And one day in 1961 the phone rang in her office. She answered it herself. It was Joseph Hirshhorn. "I've just bought the Sinclair-Robinson house here in Greenwich," he said, "and I'm looking for a chauffeur."

"The thing I notice is how nice the patina is here on the sculptures. We used to hire college kids to polish them, and they did their best. But it's so much nicer here," she said.

It has been a long trip from Olga Zatorsky's modest home in Greenwich, Connecticut, where she was the youngest of three children in a Ukrainian blue-collar family, to this spectacular museum. It's even a far cry from her second life as Mrs. Cunningham, the teenage wife of her high school English teacher, the mother of three sons at 25.

She helped support the family with a series of little businesses run from the house: a children's swimming class, then a day camp, nursery school and baby-sitting service. By the time she and her first husband separated, all this had evolved into Services Unlimited, an employment agency.

By then, Hirshhorn, a Brooklyn poor boy and high school dropout, was a multimillionaire who owned literally enough art to fill a museum.

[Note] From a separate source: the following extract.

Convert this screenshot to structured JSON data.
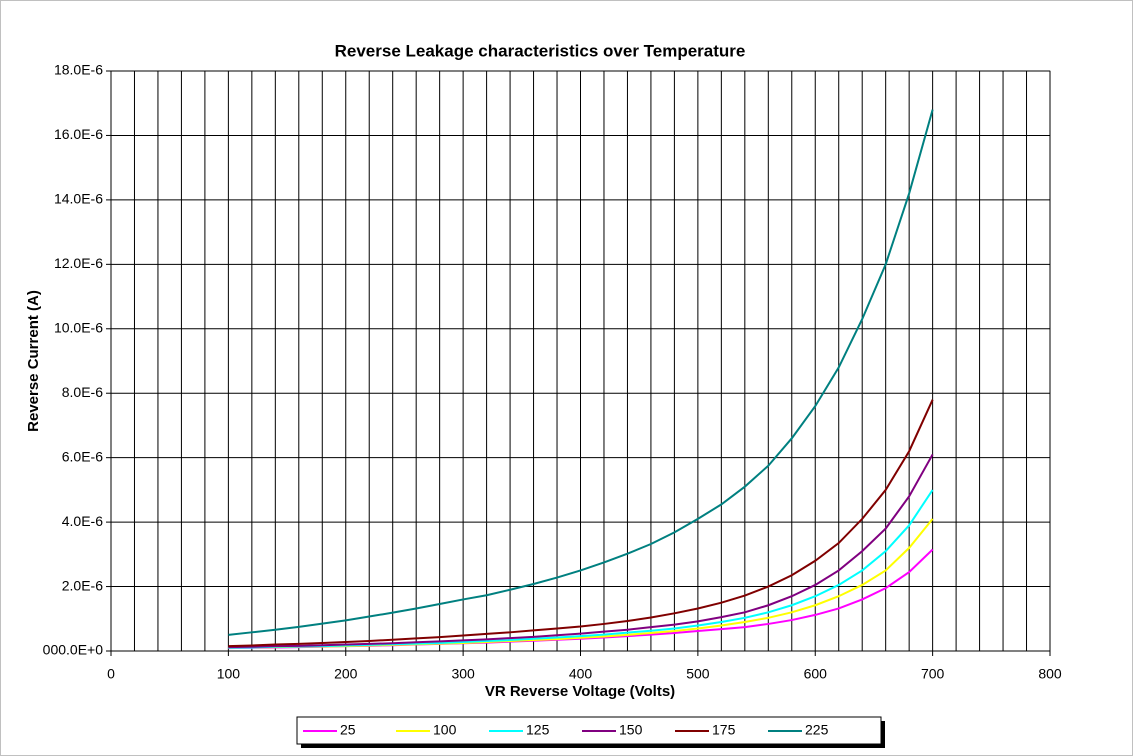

Hirshhorn soon called again, for a cook, then a maid, then another maid. He liked Olga's efficiency, her independence and her voice. He called her a lot, like ten times a day. One day he asked, "Say, Mrs. Cunningham, how old are you?" She said she was 41. And came right back at him: How old was he? Sixty-two, he replied.

Later he asked, "Say, how tall are you?" Five feet even, she replied. This was fine with him: he was 5 feet 4. After they had dated awhile, he said, "If you lose ten pounds, I'll marry you." "I took a month to take it off," Olga confides. They were married in 1964. From then until his death by heart attack in 1981 they were a devoted couple. "My life revolved around him," she said once.

Already she had the collecting bug, mostly Victorian furniture and jewelry, hats, haircombs and such.

"But Joe brought me into a very exciting world," she told me. And this museum was part of it. Yet she made it her own, and her unassuming ways have endeared her to the guards, who greet her as an old friend.